Bill Keen is the Founder and CEO of Keen Wealth Advisors and the Best-Selling Author of Keen on Retirement.
If you have a family business, you may wonder what will happen to your legacy after you’re gone. And how long will the business you’ve poured blood, sweat and tears into survive after you step away from the helm?
These answers, of course, aren’t straightforward. There are so many factors that come into play when it comes to a business’s longevity. However, there are several things you can do to help stack the odds of long-term success in your company’s favor. Let’s explore three of them here.
1. Don’t Shield Your Kids From Challenges
Many of us start businesses to take care of our families, build generational wealth and create security for our loved ones. These are laudable goals; however, you aren’t doing your kids (or your business) any favors if you try to shield them from every obstacle and challenge that comes along.
Leadership expert and combat veteran Noel DeJesus has said, “Stress builds character and failure breeds motivation.” I’ve seen the truth of this over and over in my own life, not to mention the lives of my clients. When people rise to the challenges life presents, it creates a resilient character. However, if later generations are shielded from obstacles—and instead are allowed to coast along—they never develop the same grit. As a result, they struggle to cope with difficulties.
My point here is, while there’s nothing wrong with being comfortable, it’s invaluable to their growth and development to let your kids learn how to navigate their struggles on their own. Be there as a backstop and to provide moral support, but let them fail and learn from their mistakes. When you do, you teach them how to thrive even when you aren’t there to protect them, and you help ensure they’ll be able to keep your business going if and when they take over.

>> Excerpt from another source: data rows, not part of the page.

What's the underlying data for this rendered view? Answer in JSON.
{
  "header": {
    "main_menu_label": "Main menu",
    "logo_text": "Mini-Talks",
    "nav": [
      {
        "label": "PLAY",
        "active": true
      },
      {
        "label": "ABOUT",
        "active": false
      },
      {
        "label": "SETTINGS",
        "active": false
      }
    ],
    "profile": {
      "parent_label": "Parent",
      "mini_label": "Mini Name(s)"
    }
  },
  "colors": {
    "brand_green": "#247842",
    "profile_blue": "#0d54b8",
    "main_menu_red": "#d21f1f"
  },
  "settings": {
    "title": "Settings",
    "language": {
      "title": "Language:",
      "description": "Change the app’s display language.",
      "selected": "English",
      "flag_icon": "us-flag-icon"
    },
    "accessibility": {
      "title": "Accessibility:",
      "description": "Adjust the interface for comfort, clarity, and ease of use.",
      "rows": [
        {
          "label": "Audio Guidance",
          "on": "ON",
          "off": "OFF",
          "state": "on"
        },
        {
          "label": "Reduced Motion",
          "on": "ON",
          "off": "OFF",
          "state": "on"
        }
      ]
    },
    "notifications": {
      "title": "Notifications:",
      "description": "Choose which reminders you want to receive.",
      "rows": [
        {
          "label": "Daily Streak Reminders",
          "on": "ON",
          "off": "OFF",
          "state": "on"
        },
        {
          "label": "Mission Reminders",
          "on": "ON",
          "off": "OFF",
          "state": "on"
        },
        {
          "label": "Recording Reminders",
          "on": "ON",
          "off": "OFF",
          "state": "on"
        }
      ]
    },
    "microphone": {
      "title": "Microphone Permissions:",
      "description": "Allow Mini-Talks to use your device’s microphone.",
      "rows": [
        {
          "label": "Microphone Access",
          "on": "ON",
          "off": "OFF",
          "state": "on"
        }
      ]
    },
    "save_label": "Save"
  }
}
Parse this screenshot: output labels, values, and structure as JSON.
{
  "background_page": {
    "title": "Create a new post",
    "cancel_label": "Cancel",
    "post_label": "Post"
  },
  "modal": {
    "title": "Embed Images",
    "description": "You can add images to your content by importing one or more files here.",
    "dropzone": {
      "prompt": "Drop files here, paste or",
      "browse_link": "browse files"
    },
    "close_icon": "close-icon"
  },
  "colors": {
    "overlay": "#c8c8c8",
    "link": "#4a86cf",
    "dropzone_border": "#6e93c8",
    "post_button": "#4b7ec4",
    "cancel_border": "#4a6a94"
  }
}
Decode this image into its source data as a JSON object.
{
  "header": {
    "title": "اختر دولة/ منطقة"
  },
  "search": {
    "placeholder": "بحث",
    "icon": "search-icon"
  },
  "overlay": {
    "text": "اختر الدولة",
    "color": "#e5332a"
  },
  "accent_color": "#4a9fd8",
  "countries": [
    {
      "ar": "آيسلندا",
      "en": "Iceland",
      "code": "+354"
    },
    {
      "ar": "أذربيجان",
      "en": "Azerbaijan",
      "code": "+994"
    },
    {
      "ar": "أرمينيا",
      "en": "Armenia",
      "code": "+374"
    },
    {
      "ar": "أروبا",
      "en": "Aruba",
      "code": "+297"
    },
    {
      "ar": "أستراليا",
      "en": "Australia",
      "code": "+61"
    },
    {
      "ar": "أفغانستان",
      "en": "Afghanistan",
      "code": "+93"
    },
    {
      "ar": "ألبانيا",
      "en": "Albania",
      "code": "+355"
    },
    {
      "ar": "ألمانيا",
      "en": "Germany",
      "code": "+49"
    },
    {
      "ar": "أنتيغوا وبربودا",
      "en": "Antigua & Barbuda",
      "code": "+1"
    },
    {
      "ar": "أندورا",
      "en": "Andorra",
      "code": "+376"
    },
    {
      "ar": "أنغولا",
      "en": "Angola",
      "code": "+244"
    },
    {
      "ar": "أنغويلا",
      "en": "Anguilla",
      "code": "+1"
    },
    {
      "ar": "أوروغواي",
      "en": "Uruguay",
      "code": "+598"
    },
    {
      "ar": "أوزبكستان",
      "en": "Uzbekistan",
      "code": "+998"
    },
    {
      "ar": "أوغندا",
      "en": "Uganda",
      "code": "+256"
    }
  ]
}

2. Engage In Succession Planning Now
Of course, as much as we may want our children to take over the family business, we also need to be prepared for the fact that they may not share that dream. One of my daughters, for example, is a family practice physician (currently in her third year of residency). Another one of my daughters got her degree in event management and hospitality from one of the top schools in the country for that area of focus. And my son got his mechanical engineering degree and is a flight test engineer and pilot for Garmin.
None of them are planning to take over my business when I’m ready to retire. However, each of them is thriving in their personal and professional lives, and my wife and I couldn’t be prouder of them. We have two other daughters (still in school); perhaps they’ll follow in my footsteps, or perhaps they won’t. Either way, we will stand behind them as they work to achieve the goals they have for their own lives.
Whether your children want to join you in the business or not, start engaging in succession planning now. Depending on how you set your succession plan up, the business can still remain in your family even if your children don’t take over. By taking the time to begin preparing someone to succeed you—whether that person is a family member or not—you can help ensure that the business will not only outlast you, but will thrive well into the future.
3. Make Your Legacy About More Than Money
According to current federal tax law, you can give up to $17,000 to anyone you want each year without triggering a gift tax. My wife and I take advantage of that because—even though they are all self-sufficient—we love giving our children some financial support.
As much joy as it brings us to give them some money from time to time, my wife and I are cognizant that the legacy we want to leave to our kids is more intangible. We’ve modeled giving to the less fortunate, being responsible, taking accountability for our actions and developing resilience of character. Far more than money, these things are our true legacy.
As a business owner, prioritize passing on experiences, lessons and values to your children. We’ve all heard horror stories of lottery winners going broke shortly after winning. When someone hasn’t developed the discipline to manage a windfall, they won’t be able to handle their newfound money. Make your legacy solely financial, and odds are your children will exhibit reckless behavior (with your money and your business).
Make Sure They Can Handle The Little Things
I believe that, with the right approach, there’s a good chance your family-owned business can survive for generations. However, you must refrain from spoiling your kids and bailing them out every time they get into trouble. Instead, teach them the value of money, and teach them to respect the family business that generates it.
Keep in mind, too, that legacy is about more than money. So, have regular family meetings where you articulate your values and guiding principles. Encourage your children to think about and share their values and aspirations, too.
Finally, talk to your financial advisor and your attorney to set up your estate plan and engage in succession planning in a way that makes sense for your particular situation. Remember, we’re talking about your legacy (in every sense of the term) here. Taking the time to protect it is time well spent.